Just recently, in October, MOMA received donation of 102 works by 37 Latin American artists. Among the artists represented in the gift are Lygia Clark, Carlos Cruz-Diez, Gego, Helio Oiticia, Lygia Pape, and Jesus Rafael Soto. Supporting art from Latin America, museum had already two solo exhibitions of Mexican muralist Diego Rivera.
Diego Rivera’s fresco “Liberation of the Peon”1931
Philadelphia Museum of Art as well turned to Mexico’s art and opened an exhibition “Paint the Revolution”. Mexicos long-standing president, Porfirio Diaz, was thrown out of the office in 1911. Several years later in 1914, revolutionary art came to the forefront with artists such as Francisco Goitia showing the horrors of war. Diego Rivera weighed in on the subject while he was living in Paris.

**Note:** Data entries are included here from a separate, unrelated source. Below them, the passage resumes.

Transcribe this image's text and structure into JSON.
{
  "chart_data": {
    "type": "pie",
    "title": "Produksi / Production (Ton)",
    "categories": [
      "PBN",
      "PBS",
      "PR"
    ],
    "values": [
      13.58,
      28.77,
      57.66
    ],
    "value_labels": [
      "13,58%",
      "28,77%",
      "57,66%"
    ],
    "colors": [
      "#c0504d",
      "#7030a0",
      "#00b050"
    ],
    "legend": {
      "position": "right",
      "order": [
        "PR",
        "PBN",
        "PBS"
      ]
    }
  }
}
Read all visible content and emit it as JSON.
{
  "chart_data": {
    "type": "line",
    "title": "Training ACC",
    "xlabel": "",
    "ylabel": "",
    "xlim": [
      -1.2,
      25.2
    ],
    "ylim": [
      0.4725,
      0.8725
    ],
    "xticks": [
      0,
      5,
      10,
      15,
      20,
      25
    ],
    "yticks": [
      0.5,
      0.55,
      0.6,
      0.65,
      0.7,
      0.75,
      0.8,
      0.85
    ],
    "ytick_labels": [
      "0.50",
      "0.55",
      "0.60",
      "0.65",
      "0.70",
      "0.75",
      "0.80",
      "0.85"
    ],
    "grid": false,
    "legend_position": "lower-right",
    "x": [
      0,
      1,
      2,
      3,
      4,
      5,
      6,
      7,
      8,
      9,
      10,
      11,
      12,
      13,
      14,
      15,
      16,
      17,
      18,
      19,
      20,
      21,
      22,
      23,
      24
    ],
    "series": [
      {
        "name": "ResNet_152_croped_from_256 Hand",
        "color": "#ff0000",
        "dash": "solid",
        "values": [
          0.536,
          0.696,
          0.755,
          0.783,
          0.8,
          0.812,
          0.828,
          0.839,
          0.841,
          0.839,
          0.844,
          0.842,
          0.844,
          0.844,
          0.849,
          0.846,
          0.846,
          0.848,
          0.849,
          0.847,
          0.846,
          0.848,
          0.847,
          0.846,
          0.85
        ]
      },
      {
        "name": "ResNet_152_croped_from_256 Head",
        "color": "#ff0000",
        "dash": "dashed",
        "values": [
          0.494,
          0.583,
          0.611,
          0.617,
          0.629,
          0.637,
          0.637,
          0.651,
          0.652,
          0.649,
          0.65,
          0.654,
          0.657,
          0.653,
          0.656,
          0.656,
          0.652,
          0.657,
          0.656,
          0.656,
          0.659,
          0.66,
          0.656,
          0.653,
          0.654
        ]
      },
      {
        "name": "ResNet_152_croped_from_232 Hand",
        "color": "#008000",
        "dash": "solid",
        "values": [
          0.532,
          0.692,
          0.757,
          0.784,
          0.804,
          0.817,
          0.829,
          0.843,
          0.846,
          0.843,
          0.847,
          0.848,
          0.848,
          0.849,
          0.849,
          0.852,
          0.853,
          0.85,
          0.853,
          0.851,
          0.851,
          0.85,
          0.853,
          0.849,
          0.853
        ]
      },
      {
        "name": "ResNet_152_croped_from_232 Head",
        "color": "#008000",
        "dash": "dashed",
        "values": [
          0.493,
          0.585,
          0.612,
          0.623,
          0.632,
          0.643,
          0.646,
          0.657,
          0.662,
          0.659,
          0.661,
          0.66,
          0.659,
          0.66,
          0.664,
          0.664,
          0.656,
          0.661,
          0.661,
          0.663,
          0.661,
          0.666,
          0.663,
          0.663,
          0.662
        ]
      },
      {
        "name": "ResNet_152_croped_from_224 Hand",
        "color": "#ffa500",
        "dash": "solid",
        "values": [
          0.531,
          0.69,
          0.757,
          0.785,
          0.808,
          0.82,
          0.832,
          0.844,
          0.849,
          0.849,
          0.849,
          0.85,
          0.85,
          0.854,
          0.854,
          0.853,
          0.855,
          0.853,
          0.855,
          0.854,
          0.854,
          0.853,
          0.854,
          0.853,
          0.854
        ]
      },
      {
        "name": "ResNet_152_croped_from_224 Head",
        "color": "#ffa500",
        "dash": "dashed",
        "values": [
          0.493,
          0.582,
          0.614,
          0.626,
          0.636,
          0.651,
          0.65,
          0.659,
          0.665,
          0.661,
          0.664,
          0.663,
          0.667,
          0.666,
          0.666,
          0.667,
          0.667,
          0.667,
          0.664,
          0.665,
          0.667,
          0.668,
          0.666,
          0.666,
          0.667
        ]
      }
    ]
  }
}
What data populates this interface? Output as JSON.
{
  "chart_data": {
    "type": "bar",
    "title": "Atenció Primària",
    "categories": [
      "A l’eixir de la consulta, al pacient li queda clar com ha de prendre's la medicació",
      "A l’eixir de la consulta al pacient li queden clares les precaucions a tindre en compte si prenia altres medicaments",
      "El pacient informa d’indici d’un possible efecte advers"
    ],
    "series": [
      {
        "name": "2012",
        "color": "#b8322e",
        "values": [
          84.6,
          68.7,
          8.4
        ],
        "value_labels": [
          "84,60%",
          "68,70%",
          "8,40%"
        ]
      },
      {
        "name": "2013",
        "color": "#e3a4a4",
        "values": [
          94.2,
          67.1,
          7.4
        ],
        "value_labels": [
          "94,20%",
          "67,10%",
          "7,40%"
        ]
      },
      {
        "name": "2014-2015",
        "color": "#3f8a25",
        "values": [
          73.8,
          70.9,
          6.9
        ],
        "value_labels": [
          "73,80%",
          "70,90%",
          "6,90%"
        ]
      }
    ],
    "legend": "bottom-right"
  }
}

Juan Soriano “The Dead Girl” 1938
Several different groups of artists sprang up and stirred things up by forming competing groups such as Stridentism (rejecting nationalist art), Contemporaneos (art for art’s sake) and Muralists
Frida Khalo “Selfportrait on the Border Line Between Mexico and the United States”1932
This exhibition makes a good case for visiting Philadelphia’s Museum of Art.